Adam: A Method for Stochastic OptimizationAdam: A Method for Stochastic OptimizationKingma, Diederik P. and Ba, Jimmy2014
Paper summaryjoecohenAdam is like RMSProp with momentum. The (simplified) update [[Stanford CS231n]](https://cs231n.github.io/neural-networks-3/#ada) looks as follows:
m = beta1*m + (1-beta1)*dx
v = beta2*v + (1-beta2)*(dx**2)
x += - learning_rate * m / (np.sqrt(v) + eps)
* They suggest a new stochastic optimization method, similar to the existing SGD, Adagrad or RMSProp.
* Stochastic optimization methods have to find parameters that minimize/maximize a stochastic function.
* A function is stochastic (non-deterministic), if the same set of parameters can generate different results. E.g. the loss of different mini-batches can differ, even when the parameters remain unchanged. Even for the same mini-batch the results can change due to e.g. dropout.
* Their method tends to converge faster to optimal parameters than the existing competitors.
* Their method can deal with non-stationary distributions (similar to e.g. SGD, Adadelta, RMSProp).
* Their method can deal with very sparse or noisy gradients (similar to e.g. Adagrad).
* Basic principle
* Standard SGD just updates the parameters based on `parameters = parameters - learningRate * gradient`.
* Adam operates similar to that, but adds more "cleverness" to the rule.
* It assumes that the gradient values have means and variances and tries to estimate these values.
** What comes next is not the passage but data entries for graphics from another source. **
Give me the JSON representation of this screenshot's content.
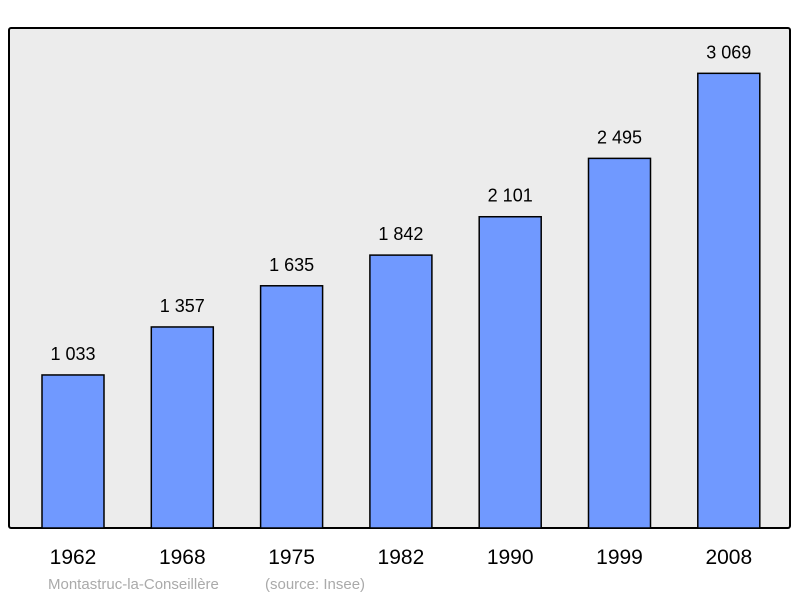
{
  "chart_data": {
    "type": "bar",
    "categories": [
      "1962",
      "1968",
      "1975",
      "1982",
      "1990",
      "1999",
      "2008"
    ],
    "values": [
      1033,
      1357,
      1635,
      1842,
      2101,
      2495,
      3069
    ],
    "value_labels": [
      "1 033",
      "1 357",
      "1 635",
      "1 842",
      "2 101",
      "2 495",
      "3 069"
    ],
    "title": "",
    "xlabel": "",
    "ylabel": "",
    "ylim": [
      0,
      3375
    ],
    "grid": false,
    "bar_color": "#7099ff",
    "background_color": "#ececec",
    "caption": {
      "place": "Montastruc-la-Conseillère",
      "source": "(source: Insee)"
    }
  }
}
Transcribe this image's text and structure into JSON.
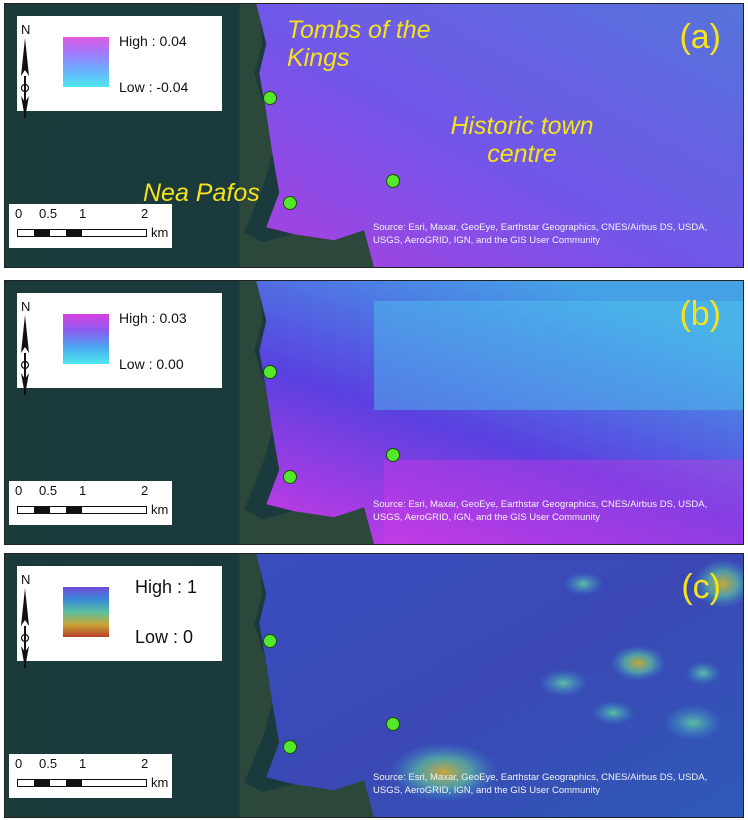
{
  "panels": [
    {
      "label": "(a)",
      "legend_high": "High : 0.04",
      "legend_low": "Low : -0.04",
      "ramp_colors": [
        "#e05ae0",
        "#9e7cff",
        "#6ab0ff",
        "#4ee8ee"
      ],
      "overlay_colors": [
        "#a633e0",
        "#6a4ce8",
        "#4a6bd8"
      ]
    },
    {
      "label": "(b)",
      "legend_high": "High : 0.03",
      "legend_low": "Low : 0.00",
      "ramp_colors": [
        "#d740e0",
        "#8a5cf0",
        "#4aa8f0",
        "#4ee8ee"
      ],
      "overlay_colors": [
        "#c23ae6",
        "#5040e0",
        "#46b0e6"
      ]
    },
    {
      "label": "(c)",
      "legend_high": "High : 1",
      "legend_low": "Low : 0",
      "ramp_colors": [
        "#6f4bd8",
        "#3a8ad8",
        "#5cc0a0",
        "#c9a536",
        "#b8402a"
      ],
      "overlay_colors": [
        "#4040c8",
        "#3b48b4",
        "#2e5ab8"
      ]
    }
  ],
  "north_label": "N",
  "scale": {
    "ticks": [
      "0",
      "0.5",
      "1",
      "2"
    ],
    "unit": "km"
  },
  "attribution": "Source: Esri, Maxar, GeoEye, Earthstar Geographics, CNES/Airbus DS, USDA, USGS, AeroGRID, IGN, and the GIS User Community",
  "places": {
    "tombs": "Tombs of the Kings",
    "historic": "Historic town centre",
    "nea_pafos": "Nea Pafos"
  },
  "colors": {
    "label_yellow": "#f5e21a",
    "site_green": "#53e82a",
    "sea": "#1d3d3a"
  }
}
* Recall here that the function to optimize is stochastic, so there is some randomness in the gradients.
* The mean is also called "the first moment".
* The variance is also called "the second (raw) moment".
* Then an update rule very similar to SGD would be `parameters = parameters - learningRate * means`.
* They instead use the update rule `parameters = parameters - learningRate * means/sqrt(variances)`.
* They call `means/sqrt(variances)` a 'Signal to Noise Ratio'.
* Basically, if the variance of a specific parameter's gradient is high, it is pretty unclear how it should be changend. So we choose a small step size in the update rule via `learningRate * mean/sqrt(highValue)`.
* If the variance is low, it is easier to predict how far to "move", so we choose a larger step size via `learningRate * mean/sqrt(lowValue)`.
* Exponential moving averages
* In order to approximate the mean and variance values you could simply save the last `T` gradients and then average the values.
* That however is a pretty bad idea, because it can lead to high memory demands (e.g. for millions of parameters in CNNs).
* A simple average also has the disadvantage, that it would completely ignore all gradients before `T` and weight all of the last `T` gradients identically. In reality, you might want to give more weight to the last couple of gradients.
* Instead, they use an exponential moving average, which fixes both problems and simply updates the average at every timestep via the formula `avg = alpha * avg + (1 - alpha) * avg`.
* Let the gradient at timestep (batch) `t` be `g`, then we can approximate the mean and variance values using:
* `mean = beta1 * mean + (1 - beta1) * g`
* `variance = beta2 * variance + (1 - beta2) * g^2`.
* `beta1` and `beta2` are hyperparameters of the algorithm. Good values for them seem to be `beta1=0.9` and `beta2=0.999`.
* At the start of the algorithm, `mean` and `variance` are initialized to zero-vectors.
* Bias correction
* Initializing the `mean` and `variance` vectors to zero is an easy and logical step, but has the disadvantage that bias is introduced.
* E.g. at the first timestep, the mean of the gradient would be `mean = beta1 * 0 + (1 - beta1) * g`, with `beta1=0.9` then: `mean = 0.9 * g`. So `0.9g`, not `g`. Both the mean and the variance are biased (towards 0).
* This seems pretty harmless, but it can be shown that it lowers the convergence speed of the algorithm by quite a bit.
* So to fix this pretty they perform bias-corrections of the mean and the variance:
* `correctedMean = mean / (1-beta1^t)` (where `t` is the timestep).
* `correctedVariance = variance / (1-beta2^t)`.
* Both formulas are applied at every timestep after the exponential moving averages (they do not influence the next timestep).